You can have shockwaves, you can have gravitic waves, you can have varying wavelengths of light...
But space is very sparse in matter, as I said. There's just not enough of it for sound to work. Waves don't just keep going- especially if there's nothing to interact with. Can you hear someone on the other side of the planet without the assistance of technology? No, you can't. There's a limit to how far a wave can reach. In space, soundwaves have a practically nullified reach. It'd barely leave the emitter, whatever it may be. You'd need to form a stream of particles, then send sonic waves through it... which is likely more trouble than its worth. Best to just intensify that particle stream into something lethal, or rely on another form of waves that are far more effective in space.
Electricity in our powerlines and even in nature is basically just a string of electrons. Which orbit molecules.
E=MC^2. Energy is a factor of Matter at speed. It transfers more efficiently between the two states as it approaches the speed of light squared (impossible to reach C, let alone C^2). This is evident in Kinetic Energy, which is basically just the 'Energy' of Matter in motion. As soon as that Matter impacts with another Matter, it transfers some of that Energy to the other object, causing it to be sent further along. There is also Potential Energy, which is the 'possible' energy of Matter, which exists while it is at rest. However, matter is rarely truly at rest. Solid matter, for instance, is constantly vibrating, despite its solid nature.

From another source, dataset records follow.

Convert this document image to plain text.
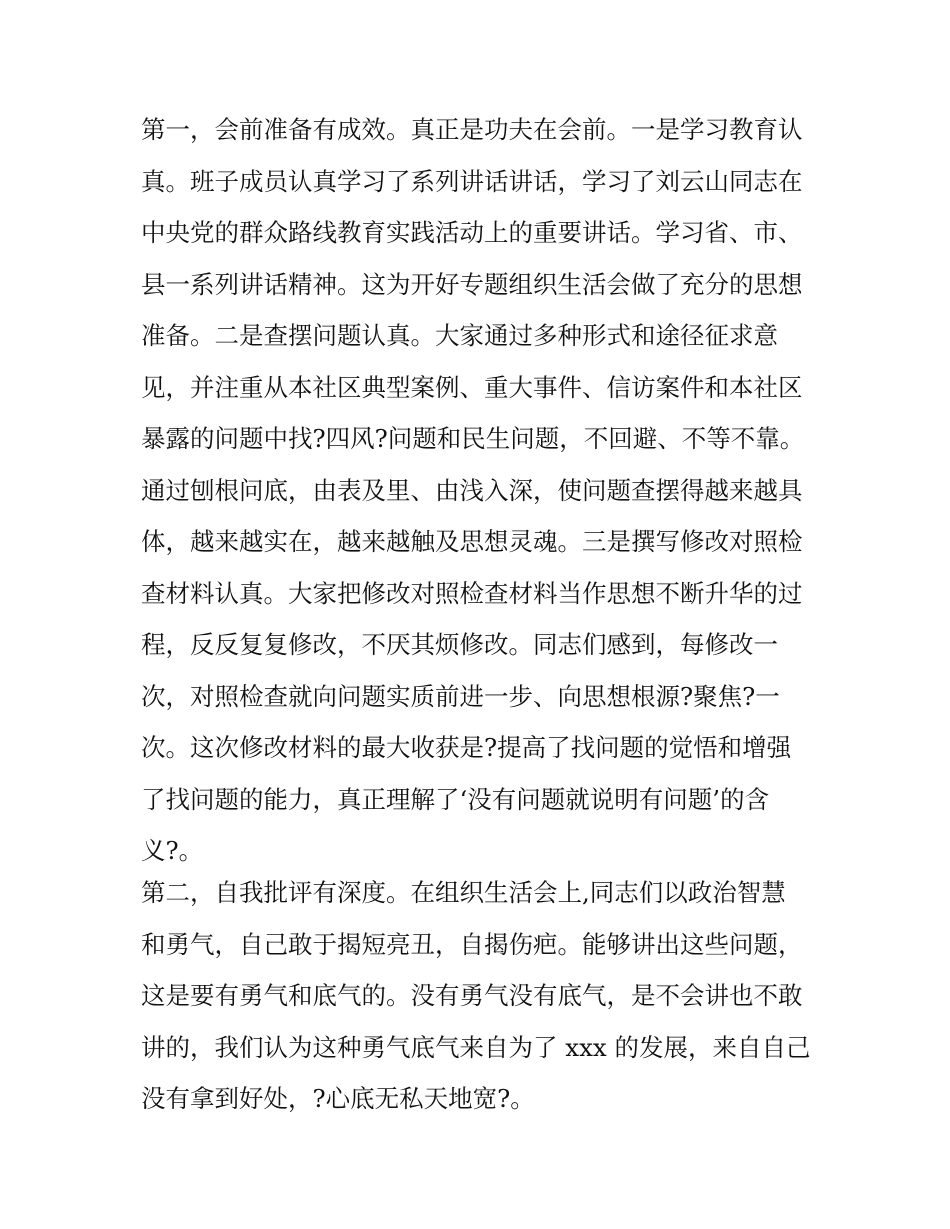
第一，会前准备有成效。真正是功夫在会前。一是学习教育认
真。班子成员认真学习了系列讲话讲话，学习了刘云山同志在
中央党的群众路线教育实践活动上的重要讲话。学习省、市、
县一系列讲话精神。这为开好专题组织生活会做了充分的思想
准备。二是查摆问题认真。大家通过多种形式和途径征求意
见，并注重从本社区典型案例、重大事件、信访案件和本社区
暴露的问题中找?四风?问题和民生问题，不回避、不等不靠。
通过刨根问底，由表及里、由浅入深，使问题查摆得越来越具
体，越来越实在，越来越触及思想灵魂。三是撰写修改对照检
查材料认真。大家把修改对照检查材料当作思想不断升华的过
程，反反复复修改，不厌其烦修改。同志们感到，每修改一
次，对照检查就向问题实质前进一步、向思想根源?聚焦?一
次。这次修改材料的最大收获是?提高了找问题的觉悟和增强
了找问题的能力，真正理解了‘没有问题就说明有问题’的含
义?。
第二，自我批评有深度。在组织生活会上,同志们以政治智慧
和勇气，自己敢于揭短亮丑，自揭伤疤。能够讲出这些问题，
这是要有勇气和底气的。没有勇气没有底气，是不会讲也不敢
讲的，我们认为这种勇气底气来自为了 xxx 的发展，来自自己
没有拿到好处，?心底无私天地宽?。
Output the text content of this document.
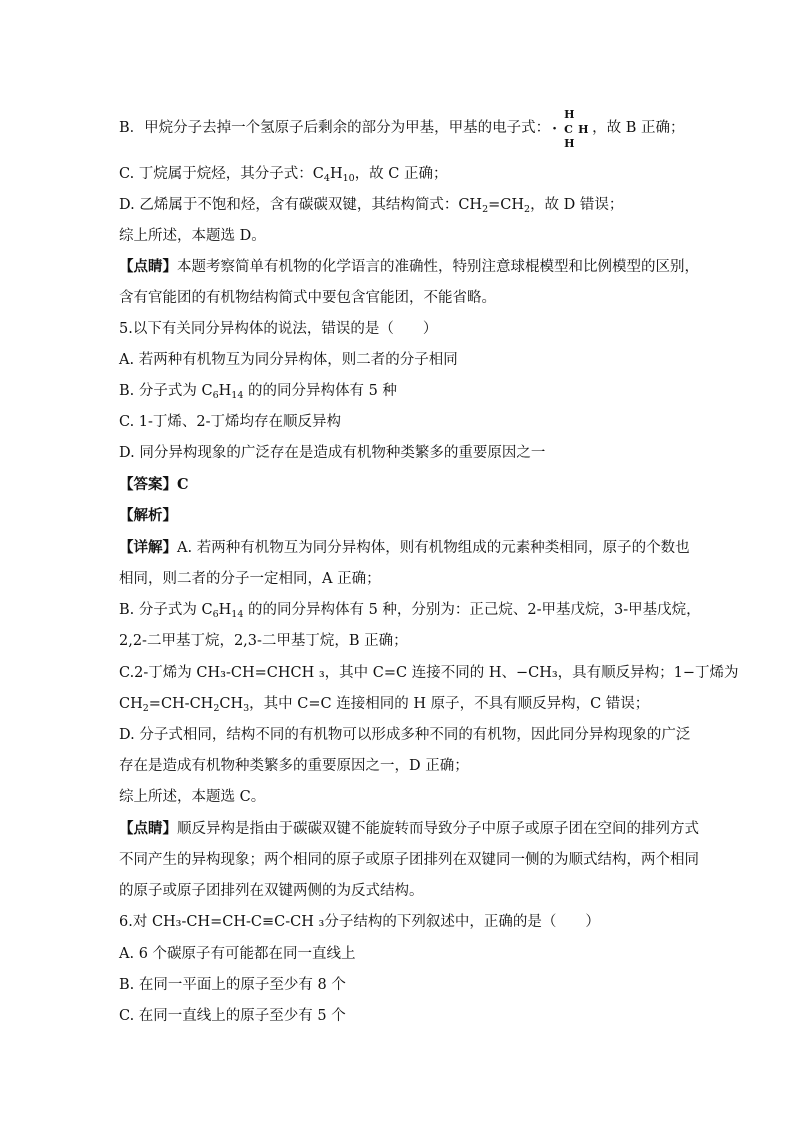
B．甲烷分子去掉一个氢原子后剩余的部分为甲基，甲基的电子式：
H
· C H
H
，故 B 正确；
C. 丁烷属于烷烃，其分子式：$C_4H_{10}$，故 C 正确；
D. 乙烯属于不饱和烃，含有碳碳双键，其结构简式：$CH_2=CH_2$，故 D 错误；
综上所述，本题选 D。
【点睛】本题考察简单有机物的化学语言的准确性，特别注意球棍模型和比例模型的区别，
含有官能团的有机物结构简式中要包含官能团，不能省略。
5.以下有关同分异构体的说法，错误的是（　　）
A. 若两种有机物互为同分异构体，则二者的分子相同
B. 分子式为 $C_6H_{14}$ 的的同分异构体有 5 种
C. 1-丁烯、2-丁烯均存在顺反异构
D. 同分异构现象的广泛存在是造成有机物种类繁多的重要原因之一
【答案】C
【解析】
【详解】A. 若两种有机物互为同分异构体，则有机物组成的元素种类相同，原子的个数也
相同，则二者的分子一定相同，A 正确；
B. 分子式为 $C_6H_{14}$ 的的同分异构体有 5 种，分别为：正己烷、2-甲基戊烷，3-甲基戊烷，
2,2-二甲基丁烷，2,3-二甲基丁烷，B 正确；
C.2-丁烯为 CH₃-CH=CHCH ₃，其中 C=C 连接不同的 H、−CH₃，具有顺反异构；1−丁烯为
$CH_2=CH-CH_2CH_3$，其中 C=C 连接相同的 H 原子，不具有顺反异构，C 错误；
D. 分子式相同，结构不同的有机物可以形成多种不同的有机物，因此同分异构现象的广泛
存在是造成有机物种类繁多的重要原因之一，D 正确；
综上所述，本题选 C。
【点睛】顺反异构是指由于碳碳双键不能旋转而导致分子中原子或原子团在空间的排列方式
不同产生的异构现象；两个相同的原子或原子团排列在双键同一侧的为顺式结构，两个相同
的原子或原子团排列在双键两侧的为反式结构。
6.对 CH₃-CH=CH-C≡C-CH ₃分子结构的下列叙述中，正确的是（　　）
A. 6 个碳原子有可能都在同一直线上
B. 在同一平面上的原子至少有 8 个
C. 在同一直线上的原子至少有 5 个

However, solid matter doesn't produce waves on its own. Gravity helps produce waves - especially with respect to the gravity of the Moon and Sun acting upon the looser molecules of our planet so that water and air currents exist. Without the Moon, we wouldn't have waves on our beaches. At least not with the regularity or intensity that they tend to be. Glacial melting causes waves, as well- by the large bits melting and cracks forming that send chunks crashing into the ocean. The impact into the 'medium' that is the ocean produces a Tsunami - a devastating form of oceanic wave. This does not produce as much devastation in the atmosphere as it does via the water. The higher volume is what causes this.
Even if there is theoretically enough matter in space to perpetuate the sound wave vibrations, there's just such sparseness of the kind of matter that sound works with for anything involving sound to be effective.
EDIT:
"Collapsed stars generate black holes. Collapsed stars are matter. My left foot is also matter. Therefore my left food can generate black holes. You've never witnessed my left foot generating black holes, because none of you have witnessed my feet. But Tesla witnessed my feet."